Eric Clapton: Old Sock


Eric Clapton has spent the better part of his solo career populating his albums with the material written by composers he admires. It would be safe thinking Clapton would devote the debut recording on his own label with a clutch of self-penned tunes, however on Old Sock, Slowhand continues in the vein of standards he mined on its predecessor Clapton.

In decidedly middle-of-the-road charts, “The Folks Who Live on the Hill” by Jerome Kern and Oscar Hammerstein, plus George Gershwin’s “Our Love Is Here to Stay,” derive from a generation parallel to, but decidedly different than, the blues figures that first inspired Clapton, such as Freddy King. Such numbers are also a far cry from the refreshingly simple reggae-sourced material that provides the other major stylistic theme to this 21st album of EC’s. Taj Mahal’s “Further On Up the Road,” as well as original Wailer Peter Tosh’s “Till Your Well Runs Dry” reaffirms the relaxed tone as represented in sunny relaxed visage of the cover portrait. The archetypal guitar hero is not creating truly compelling listening here, polished and professional though it may be.

But then again Clapton’s main instrument in the studio is now his voice and it’s undeniable he’s grown as a singer when listening to his collaboration with Paul McCartney on “All of Me.” “Born to Lose” reaffirms that evolution too, but that track might fare better if there was some sense of (at least partly) tongue in cheek, but the dobro-decorated amble of this recording carries no deep level of feeling. The chorale-drenched waltz of Leadbelly’s “Goodnight Irene” doesn’t sound very passionate either and while the guitar playing is earmarked with Clapton’s customary simplicity, it’s too restrained for its own good.

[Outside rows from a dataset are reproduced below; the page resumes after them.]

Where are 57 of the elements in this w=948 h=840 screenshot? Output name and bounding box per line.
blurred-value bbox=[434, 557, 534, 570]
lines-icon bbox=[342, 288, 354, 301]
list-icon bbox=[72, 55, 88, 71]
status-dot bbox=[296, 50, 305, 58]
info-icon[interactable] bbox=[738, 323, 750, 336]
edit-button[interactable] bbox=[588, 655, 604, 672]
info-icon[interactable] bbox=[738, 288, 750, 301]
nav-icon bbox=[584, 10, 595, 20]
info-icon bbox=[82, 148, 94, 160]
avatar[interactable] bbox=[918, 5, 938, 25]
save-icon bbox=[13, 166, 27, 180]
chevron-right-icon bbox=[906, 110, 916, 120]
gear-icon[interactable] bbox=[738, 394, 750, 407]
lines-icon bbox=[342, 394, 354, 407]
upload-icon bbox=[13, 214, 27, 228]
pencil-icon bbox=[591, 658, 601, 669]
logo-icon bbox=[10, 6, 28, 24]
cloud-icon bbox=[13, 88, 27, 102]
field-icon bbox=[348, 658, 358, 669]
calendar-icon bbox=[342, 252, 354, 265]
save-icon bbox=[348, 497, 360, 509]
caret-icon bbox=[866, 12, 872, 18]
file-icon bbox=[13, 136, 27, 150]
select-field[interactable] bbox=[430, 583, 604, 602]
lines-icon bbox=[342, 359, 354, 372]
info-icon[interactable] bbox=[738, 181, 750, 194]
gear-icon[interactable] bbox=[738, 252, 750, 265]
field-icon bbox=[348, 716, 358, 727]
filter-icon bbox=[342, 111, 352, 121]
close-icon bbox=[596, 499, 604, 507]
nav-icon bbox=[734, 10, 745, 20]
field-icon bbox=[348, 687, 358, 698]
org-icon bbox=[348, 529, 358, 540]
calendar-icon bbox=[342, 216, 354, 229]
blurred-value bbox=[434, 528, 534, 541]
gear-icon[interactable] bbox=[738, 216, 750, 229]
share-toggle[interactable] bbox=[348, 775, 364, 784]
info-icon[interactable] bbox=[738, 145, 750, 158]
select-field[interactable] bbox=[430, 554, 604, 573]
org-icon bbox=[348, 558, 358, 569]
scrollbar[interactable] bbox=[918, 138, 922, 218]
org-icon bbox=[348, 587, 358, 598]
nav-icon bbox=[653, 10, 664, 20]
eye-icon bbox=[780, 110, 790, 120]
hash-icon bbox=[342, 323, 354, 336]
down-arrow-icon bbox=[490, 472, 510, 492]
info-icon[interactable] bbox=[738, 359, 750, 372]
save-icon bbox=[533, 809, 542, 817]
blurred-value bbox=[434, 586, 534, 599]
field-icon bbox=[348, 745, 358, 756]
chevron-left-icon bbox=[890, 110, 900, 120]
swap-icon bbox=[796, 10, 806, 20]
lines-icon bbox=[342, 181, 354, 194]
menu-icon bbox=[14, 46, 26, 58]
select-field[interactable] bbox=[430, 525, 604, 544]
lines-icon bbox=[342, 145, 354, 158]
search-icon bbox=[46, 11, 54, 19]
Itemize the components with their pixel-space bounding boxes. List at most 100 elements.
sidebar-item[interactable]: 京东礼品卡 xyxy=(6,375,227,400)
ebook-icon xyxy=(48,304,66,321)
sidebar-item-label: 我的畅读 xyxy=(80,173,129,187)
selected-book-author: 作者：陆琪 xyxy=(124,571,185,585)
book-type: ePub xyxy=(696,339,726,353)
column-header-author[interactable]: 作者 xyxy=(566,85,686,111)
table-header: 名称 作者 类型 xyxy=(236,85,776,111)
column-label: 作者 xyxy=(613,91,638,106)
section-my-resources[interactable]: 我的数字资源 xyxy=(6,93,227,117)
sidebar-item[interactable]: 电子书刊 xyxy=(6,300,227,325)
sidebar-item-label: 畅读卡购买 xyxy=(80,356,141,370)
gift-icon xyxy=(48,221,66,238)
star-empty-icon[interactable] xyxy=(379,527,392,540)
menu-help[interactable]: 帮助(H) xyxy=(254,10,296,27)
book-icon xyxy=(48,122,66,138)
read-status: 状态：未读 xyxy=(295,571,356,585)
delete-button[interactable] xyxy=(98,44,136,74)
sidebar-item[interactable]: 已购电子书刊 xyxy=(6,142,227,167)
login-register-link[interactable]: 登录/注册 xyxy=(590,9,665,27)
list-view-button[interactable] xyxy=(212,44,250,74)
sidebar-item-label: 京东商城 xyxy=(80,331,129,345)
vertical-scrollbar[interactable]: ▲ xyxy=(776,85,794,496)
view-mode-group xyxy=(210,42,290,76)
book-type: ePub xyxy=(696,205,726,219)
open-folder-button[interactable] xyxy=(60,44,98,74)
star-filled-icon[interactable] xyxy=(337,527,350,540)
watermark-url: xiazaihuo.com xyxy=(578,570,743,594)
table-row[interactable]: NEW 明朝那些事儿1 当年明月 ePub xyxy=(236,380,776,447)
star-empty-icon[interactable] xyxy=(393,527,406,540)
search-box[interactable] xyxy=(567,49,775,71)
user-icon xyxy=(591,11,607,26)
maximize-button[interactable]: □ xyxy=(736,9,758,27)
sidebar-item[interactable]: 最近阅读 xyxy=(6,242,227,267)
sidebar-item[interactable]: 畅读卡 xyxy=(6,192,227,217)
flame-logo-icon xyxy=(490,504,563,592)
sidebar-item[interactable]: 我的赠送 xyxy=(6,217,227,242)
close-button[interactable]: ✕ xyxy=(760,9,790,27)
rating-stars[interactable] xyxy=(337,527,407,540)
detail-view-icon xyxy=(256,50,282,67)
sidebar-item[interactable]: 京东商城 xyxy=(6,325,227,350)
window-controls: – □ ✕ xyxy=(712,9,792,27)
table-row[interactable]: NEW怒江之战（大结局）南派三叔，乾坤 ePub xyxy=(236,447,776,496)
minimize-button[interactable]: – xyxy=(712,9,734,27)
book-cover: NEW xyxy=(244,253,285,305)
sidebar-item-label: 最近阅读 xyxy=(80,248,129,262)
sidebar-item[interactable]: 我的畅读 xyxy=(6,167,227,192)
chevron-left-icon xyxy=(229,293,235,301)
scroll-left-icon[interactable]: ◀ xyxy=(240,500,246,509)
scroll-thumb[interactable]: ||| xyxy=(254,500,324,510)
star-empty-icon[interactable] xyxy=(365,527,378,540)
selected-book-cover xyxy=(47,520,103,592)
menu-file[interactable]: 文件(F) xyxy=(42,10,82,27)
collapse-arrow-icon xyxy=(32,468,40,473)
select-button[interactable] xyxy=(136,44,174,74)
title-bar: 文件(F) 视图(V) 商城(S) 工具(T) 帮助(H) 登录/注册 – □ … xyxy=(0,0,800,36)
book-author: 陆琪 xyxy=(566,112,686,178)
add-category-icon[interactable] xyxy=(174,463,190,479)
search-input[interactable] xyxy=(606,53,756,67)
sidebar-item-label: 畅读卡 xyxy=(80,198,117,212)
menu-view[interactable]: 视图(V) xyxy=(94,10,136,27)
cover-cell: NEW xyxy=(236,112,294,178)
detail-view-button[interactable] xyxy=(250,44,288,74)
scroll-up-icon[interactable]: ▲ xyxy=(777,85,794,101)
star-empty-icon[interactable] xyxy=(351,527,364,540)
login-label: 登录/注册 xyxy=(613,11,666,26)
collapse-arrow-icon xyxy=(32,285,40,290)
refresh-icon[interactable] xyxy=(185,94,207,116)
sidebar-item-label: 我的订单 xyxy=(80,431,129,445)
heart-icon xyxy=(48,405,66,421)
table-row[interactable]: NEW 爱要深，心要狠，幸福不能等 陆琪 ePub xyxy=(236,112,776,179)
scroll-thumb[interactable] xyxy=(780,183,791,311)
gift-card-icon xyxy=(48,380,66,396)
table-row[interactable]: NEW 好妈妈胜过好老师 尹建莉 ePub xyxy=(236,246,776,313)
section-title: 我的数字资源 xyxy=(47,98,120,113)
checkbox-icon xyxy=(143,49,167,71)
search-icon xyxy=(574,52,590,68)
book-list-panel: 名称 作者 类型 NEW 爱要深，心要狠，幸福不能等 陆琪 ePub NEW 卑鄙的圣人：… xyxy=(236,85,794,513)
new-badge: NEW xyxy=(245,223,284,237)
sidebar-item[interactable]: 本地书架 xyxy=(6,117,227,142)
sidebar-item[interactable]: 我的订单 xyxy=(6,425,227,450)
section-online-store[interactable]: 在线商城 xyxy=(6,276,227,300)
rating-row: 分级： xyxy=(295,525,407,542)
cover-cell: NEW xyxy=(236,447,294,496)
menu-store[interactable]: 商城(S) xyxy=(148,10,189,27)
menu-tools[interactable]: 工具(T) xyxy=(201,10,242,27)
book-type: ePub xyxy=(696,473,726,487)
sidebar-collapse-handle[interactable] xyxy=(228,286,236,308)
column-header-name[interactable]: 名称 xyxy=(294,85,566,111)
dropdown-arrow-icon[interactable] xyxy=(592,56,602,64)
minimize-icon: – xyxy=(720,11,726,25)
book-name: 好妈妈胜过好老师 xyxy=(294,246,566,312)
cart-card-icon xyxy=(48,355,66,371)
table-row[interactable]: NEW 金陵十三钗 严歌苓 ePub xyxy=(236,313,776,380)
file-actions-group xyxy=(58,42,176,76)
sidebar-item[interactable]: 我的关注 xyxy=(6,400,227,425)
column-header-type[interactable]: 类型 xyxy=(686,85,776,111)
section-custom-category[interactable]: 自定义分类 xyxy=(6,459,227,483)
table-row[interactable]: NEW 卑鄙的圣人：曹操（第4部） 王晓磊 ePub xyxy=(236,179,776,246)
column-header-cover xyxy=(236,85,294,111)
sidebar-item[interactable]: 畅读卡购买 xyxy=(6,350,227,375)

Multiple producing credits on Old Sock suggest Eric Clapton would really benefit, rather than endanger, his commercial appeal, by collaborating a single outside producer, not to mention a streamlined unit of accompanying musicians. Such a project, compositions of his own or otherwise, may not necessarily be conceived to appeal to the rock/blues listeners who will no doubt dote on “Gotta Get Over” and late British guitarist Gary Moore’s “Still Got The Blues” (where Clapton’s guitar takes prominence but ultimately defers to an orchestra), but such a focused approach might at least clarify the core audience of the man once referred to as “God.”